A mulher, a arma

25nov10

Deveria haver naquele velho bar uma iluminação melhor. Quero dizer, não é que eu não conseguisse enxergar tudo claramente – porque eu via, e revirava os olhos revendo. Mas é que, oras, é como você vive sempre no interior de um escuro quarto velho e mofado e de repente encontrar um detalhe que nunca havia visto antes, e então você vai precisar de uma luz, uma vela, ou qualquer coisa para apreciar aquilo. E era exatamente isso que acontecia. Eu queria apreciar aquele sorriso, aqueles lábios estranhamente quentes, ou pelo menos eu os achava quentes só de ver. E os seios dela? Um par de peitos bem fartos, como ver dois instrumentos sagrados, duas coisas que você sabe que te levariam até o céu ou até o inferno. Bastaria escolher o que lhe cairia melhor.

Mas este sou eu, sempre fui assim. Olhar bem, analisar tudo, milimetricamente. Estou me referindo ao fato de não ter coragem de dar um oi para uma mulher tão mulher como aquela. O que acontece na cabeça dos homens quando jogam cantadas babacas em mulheres tão raras? Provavelmente sejamos mesmo animais, nesse aspecto. Animais sedentos pelo objetivo final, o grande êxtase. Não é mesmo? Deve ser.

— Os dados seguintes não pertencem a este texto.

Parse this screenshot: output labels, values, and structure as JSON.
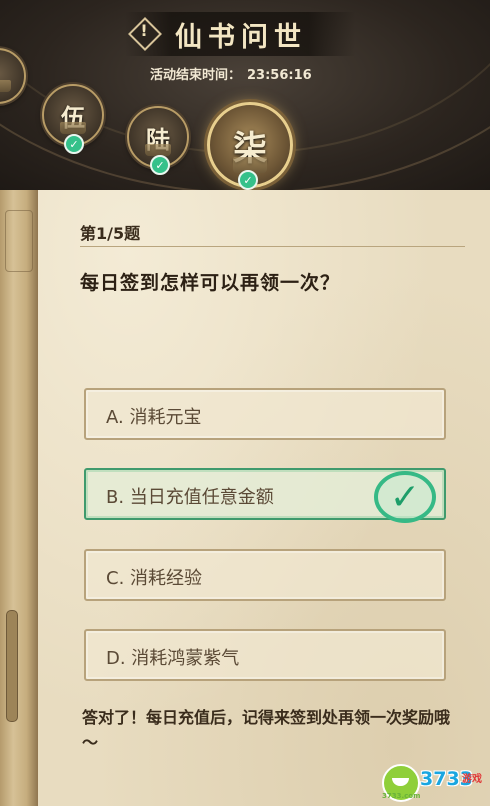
{
  "header": {
    "title": "仙书问世",
    "timer_label": "活动结束时间：",
    "timer_value": "23:56:16",
    "info_icon": "info-icon"
  },
  "levels": [
    {
      "glyph": "伍",
      "completed": true
    },
    {
      "glyph": "陆",
      "completed": true
    },
    {
      "glyph": "柒",
      "completed": true,
      "active": true
    }
  ],
  "quiz": {
    "number": "第1/5题",
    "question": "每日签到怎样可以再领一次？",
    "options": [
      {
        "label": "A. 消耗元宝",
        "correct": false
      },
      {
        "label": "B. 当日充值任意金额",
        "correct": true
      },
      {
        "label": "C. 消耗经验",
        "correct": false
      },
      {
        "label": "D. 消耗鸿蒙紫气",
        "correct": false
      }
    ],
    "feedback": "答对了！每日充值后，记得来签到处再领一次奖励哦～"
  },
  "watermark": {
    "brand": "3733",
    "suffix": "游戏",
    "tagline": "3733.com"
  },
  "colors": {
    "correct": "#36b986",
    "paper": "#e8dcc0",
    "header_bg": "#2c251f"
  }
}
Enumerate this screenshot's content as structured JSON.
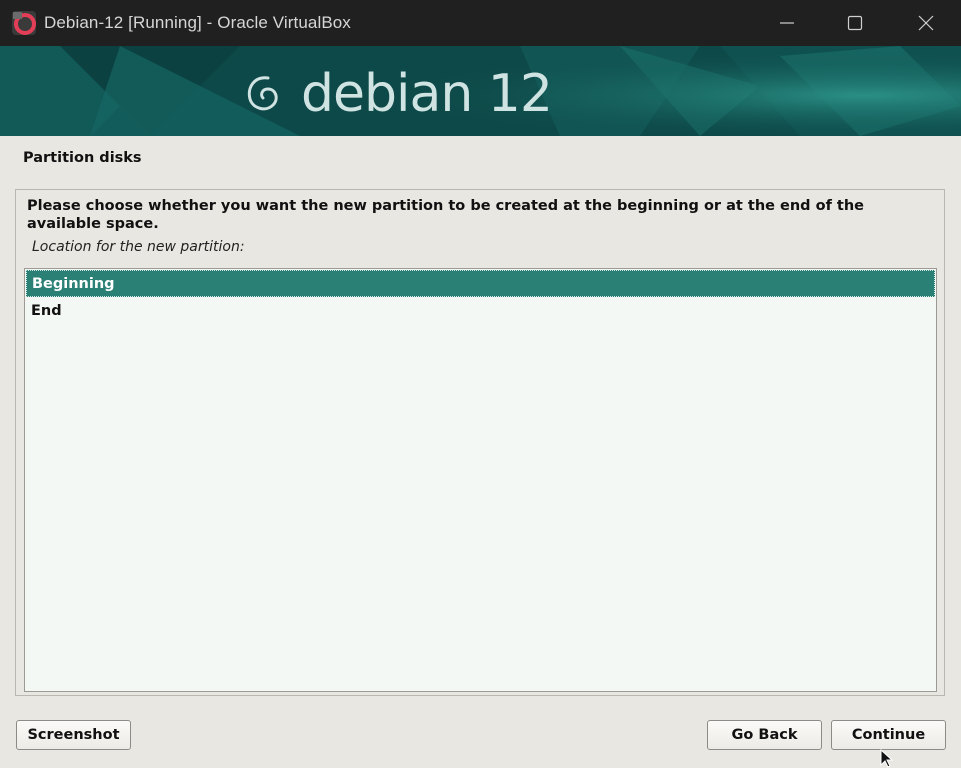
{
  "window": {
    "title": "Debian-12 [Running] - Oracle VirtualBox",
    "minimize_icon": "minimize-icon",
    "maximize_icon": "maximize-icon",
    "close_icon": "close-icon"
  },
  "banner": {
    "logo_icon": "debian-swirl-icon",
    "text": "debian 12"
  },
  "installer": {
    "section_title": "Partition disks",
    "question": "Please choose whether you want the new partition to be created at the beginning or at the end of the available space.",
    "field_label": "Location for the new partition:",
    "options": [
      {
        "label": "Beginning",
        "selected": true
      },
      {
        "label": "End",
        "selected": false
      }
    ]
  },
  "buttons": {
    "screenshot": "Screenshot",
    "go_back": "Go Back",
    "continue": "Continue"
  },
  "colors": {
    "selection": "#2b8076",
    "banner": "#0f4f4e",
    "titlebar": "#202020"
  }
}
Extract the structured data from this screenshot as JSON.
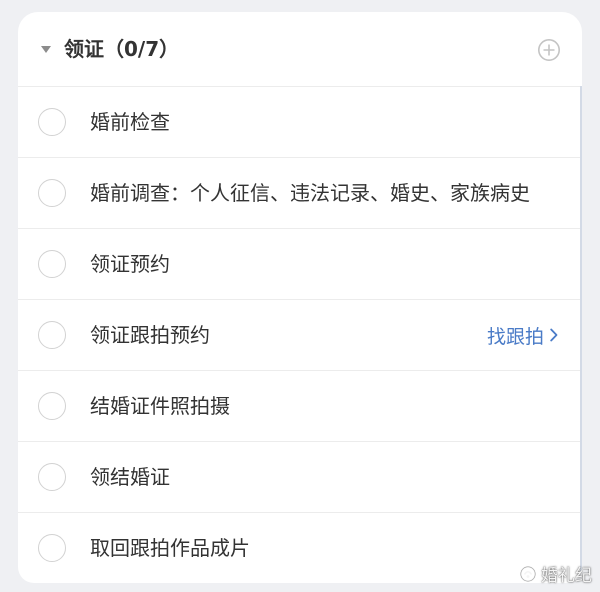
{
  "section": {
    "title": "领证（0/7）",
    "collapse_icon": "caret-down-icon",
    "add_icon": "plus-circle-icon",
    "completed": 0,
    "total": 7
  },
  "tasks": [
    {
      "label": "婚前检查",
      "checked": false
    },
    {
      "label": "婚前调查：个人征信、违法记录、婚史、家族病史",
      "checked": false
    },
    {
      "label": "领证预约",
      "checked": false
    },
    {
      "label": "领证跟拍预约",
      "checked": false,
      "action": {
        "label": "找跟拍",
        "icon": "chevron-right-icon"
      }
    },
    {
      "label": "结婚证件照拍摄",
      "checked": false
    },
    {
      "label": "领结婚证",
      "checked": false
    },
    {
      "label": "取回跟拍作品成片",
      "checked": false
    }
  ],
  "watermark": {
    "text": "婚礼纪",
    "icon": "brand-logo-icon"
  },
  "colors": {
    "background": "#eff0f3",
    "card": "#ffffff",
    "text": "#333333",
    "link": "#4a7bc7",
    "checkbox_border": "#d2d2d2",
    "divider": "#ececec",
    "icon_gray": "#8c8c8c"
  }
}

Aí, como que do nada, começa um sussurro na minha mente, e isso se transforma num ribombar conhecido, e lá estou eu ouvindo a guitarra do Jimmi Hendrix ecoar. O problema é que não era minha imaginação: a junkebox tava tocando isso mesmo, e foi tão…!

Com essa, tive que lembrar da minha infância. Inevitável, mesmo. O dia em que eu encontrei um livro do velho Buk na biblioteca da escola, bem escondido atrás de um Retrato de Dorian Gray e um De Profundis. Eu escondi dentro das vestes e saí. Nem me importei. Só me importei mesmo em casa, quando conheci as tão famosas “mulheres de Bukowski” (vim descobrir depois esta expressão). Ora, o sexo foi-me jogado na cara, ali, nu e cru. E então eu aprendi a falar a palavra. Porra. E nunca mais parei de usar.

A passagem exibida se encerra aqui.